LONDON/VANCOUVER (Reuters) - Mining giant Glencore Plc is working with a Canadian pension fund to create a standalone 50:50 joint venture for its portfolio of royalty assets, two sources with knowledge with the matter said on Friday.
Royalty deals give the owner the right to receive a percentage of revenue or profits from a mining operation, often in exchange for financing.
Reuters reported in May that Glencore had hired the Bank of Nova Scotia to sell its royalty assets, including one for the Antamina copper-zinc mine in Peru, which was expected to fetch up to $250 million.
The sources said on Friday it was now in talks to create a 50:50 venture for the assets with Canada’s Ontario Teachers’ Pension Plan.
A separate vehicle would help Glencore to secure supplies of copper, zinc and nickel for its trading unit. Both companies would also expand the portfolio by purchasing royalties from other miners’ operations, said the sources, who declined to be named as the talks are confidential.

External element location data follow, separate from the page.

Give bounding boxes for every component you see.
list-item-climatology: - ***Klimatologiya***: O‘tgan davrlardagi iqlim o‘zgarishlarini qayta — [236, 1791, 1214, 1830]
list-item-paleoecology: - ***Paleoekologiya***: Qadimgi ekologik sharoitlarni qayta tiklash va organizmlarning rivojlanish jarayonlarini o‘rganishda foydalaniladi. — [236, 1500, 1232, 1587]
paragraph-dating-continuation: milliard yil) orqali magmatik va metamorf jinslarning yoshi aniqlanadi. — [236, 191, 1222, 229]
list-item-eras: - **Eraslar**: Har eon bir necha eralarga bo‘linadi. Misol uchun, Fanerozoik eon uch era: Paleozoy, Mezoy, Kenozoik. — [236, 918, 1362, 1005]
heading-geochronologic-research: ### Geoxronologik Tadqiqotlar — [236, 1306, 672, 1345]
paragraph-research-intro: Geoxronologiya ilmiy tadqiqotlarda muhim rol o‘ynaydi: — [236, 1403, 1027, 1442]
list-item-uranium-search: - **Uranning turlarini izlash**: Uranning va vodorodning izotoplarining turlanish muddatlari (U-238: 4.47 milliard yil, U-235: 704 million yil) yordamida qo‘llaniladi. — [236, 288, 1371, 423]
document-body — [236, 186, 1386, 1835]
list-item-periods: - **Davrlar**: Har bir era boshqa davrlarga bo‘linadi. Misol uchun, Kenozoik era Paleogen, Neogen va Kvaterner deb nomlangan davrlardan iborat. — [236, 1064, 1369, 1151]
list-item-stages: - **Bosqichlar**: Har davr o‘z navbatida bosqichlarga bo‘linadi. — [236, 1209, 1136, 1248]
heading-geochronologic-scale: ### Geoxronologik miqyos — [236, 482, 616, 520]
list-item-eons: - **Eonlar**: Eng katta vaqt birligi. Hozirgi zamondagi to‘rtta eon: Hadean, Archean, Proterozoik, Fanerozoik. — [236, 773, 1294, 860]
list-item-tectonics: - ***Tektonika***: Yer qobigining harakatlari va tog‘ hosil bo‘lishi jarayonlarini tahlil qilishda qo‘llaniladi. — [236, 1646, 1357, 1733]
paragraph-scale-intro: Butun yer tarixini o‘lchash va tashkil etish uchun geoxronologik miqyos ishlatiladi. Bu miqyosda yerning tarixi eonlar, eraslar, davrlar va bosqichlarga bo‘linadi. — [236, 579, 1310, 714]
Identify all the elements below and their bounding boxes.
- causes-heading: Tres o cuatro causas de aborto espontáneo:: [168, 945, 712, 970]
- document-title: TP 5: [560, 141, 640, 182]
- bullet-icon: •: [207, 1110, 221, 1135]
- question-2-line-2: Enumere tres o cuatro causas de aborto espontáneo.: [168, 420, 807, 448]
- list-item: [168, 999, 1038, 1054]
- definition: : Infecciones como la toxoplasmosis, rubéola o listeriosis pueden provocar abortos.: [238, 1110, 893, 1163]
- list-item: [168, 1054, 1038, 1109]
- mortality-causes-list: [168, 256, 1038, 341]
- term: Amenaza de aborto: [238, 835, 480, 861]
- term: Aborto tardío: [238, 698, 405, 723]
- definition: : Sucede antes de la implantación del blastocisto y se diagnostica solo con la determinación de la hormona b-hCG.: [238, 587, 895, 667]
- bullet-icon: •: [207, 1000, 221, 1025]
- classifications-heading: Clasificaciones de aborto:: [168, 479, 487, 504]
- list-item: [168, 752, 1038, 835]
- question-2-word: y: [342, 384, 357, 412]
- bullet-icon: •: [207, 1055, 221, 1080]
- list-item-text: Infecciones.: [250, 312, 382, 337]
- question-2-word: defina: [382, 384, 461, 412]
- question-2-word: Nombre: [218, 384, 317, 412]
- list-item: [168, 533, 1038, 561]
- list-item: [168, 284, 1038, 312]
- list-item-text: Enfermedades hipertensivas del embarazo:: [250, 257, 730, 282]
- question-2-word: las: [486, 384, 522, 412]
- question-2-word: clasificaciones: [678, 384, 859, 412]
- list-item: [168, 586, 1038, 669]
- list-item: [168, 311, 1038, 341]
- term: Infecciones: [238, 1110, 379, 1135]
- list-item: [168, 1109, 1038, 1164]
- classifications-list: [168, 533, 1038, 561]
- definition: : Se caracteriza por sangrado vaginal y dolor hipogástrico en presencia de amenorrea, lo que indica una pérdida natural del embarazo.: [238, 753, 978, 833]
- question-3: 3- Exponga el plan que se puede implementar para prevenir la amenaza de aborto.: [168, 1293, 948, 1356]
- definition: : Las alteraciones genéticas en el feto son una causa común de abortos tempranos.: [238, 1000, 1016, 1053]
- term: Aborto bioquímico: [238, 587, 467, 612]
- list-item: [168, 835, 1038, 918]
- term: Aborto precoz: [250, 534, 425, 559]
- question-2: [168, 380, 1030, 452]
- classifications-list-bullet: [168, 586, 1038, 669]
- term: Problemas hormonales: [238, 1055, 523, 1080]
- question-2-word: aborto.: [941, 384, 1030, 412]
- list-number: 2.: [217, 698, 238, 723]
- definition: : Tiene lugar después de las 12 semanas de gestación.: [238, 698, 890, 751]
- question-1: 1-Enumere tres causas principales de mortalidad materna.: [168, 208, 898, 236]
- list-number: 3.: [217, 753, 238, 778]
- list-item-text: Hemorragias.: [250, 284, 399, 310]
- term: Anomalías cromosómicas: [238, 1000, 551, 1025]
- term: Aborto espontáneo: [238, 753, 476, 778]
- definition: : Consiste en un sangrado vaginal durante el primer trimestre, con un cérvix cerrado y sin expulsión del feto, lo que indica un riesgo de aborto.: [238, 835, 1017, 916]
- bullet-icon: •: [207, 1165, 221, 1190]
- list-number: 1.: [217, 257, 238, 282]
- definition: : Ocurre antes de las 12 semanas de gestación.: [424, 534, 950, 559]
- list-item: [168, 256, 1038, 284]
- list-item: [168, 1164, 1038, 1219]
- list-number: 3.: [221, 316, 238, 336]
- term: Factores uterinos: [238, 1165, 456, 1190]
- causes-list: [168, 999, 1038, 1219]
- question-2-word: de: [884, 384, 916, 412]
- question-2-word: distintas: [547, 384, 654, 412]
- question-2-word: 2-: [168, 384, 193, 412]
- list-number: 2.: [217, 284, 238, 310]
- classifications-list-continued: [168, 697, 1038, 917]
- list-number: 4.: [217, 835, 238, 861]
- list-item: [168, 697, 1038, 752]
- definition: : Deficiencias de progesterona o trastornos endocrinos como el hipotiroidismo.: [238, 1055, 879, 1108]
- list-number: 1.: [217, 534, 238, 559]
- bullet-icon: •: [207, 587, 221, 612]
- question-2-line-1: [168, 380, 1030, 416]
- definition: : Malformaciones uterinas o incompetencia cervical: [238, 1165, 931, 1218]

Glencore declined to comment and Ontario Teachers was not immediately available for comment.
Ontario Teachers, Canada’s third biggest pension fund with net assets of more than C$175 billion ($139 billion), has some natural resources investments and also royalty interests in oil and gas, according to its website.
Glencore is looking to maximize the value of its assets as it moves from cost-cutting to pursuing growth.
Last month, it embarked in a bidding war with China’s Yancoal for the Australian thermal coal assets being sold by Rio Tinto, while in May the miner approached U.S. grain trader Bunge Ltd over a potential business combination.
Glencore, which owns a 33.75 percent stake in Antamina, has already monetized a portion of the mine’s output.
Glencore’s partners in Antamina are Anglo-Australian miner BHP Billiton Plc with a 33.75 percent stake, Canadian miner Teck Resources Ltd, with 22.5 percent and Japan’s Mitsubishi Corp with 10 percent.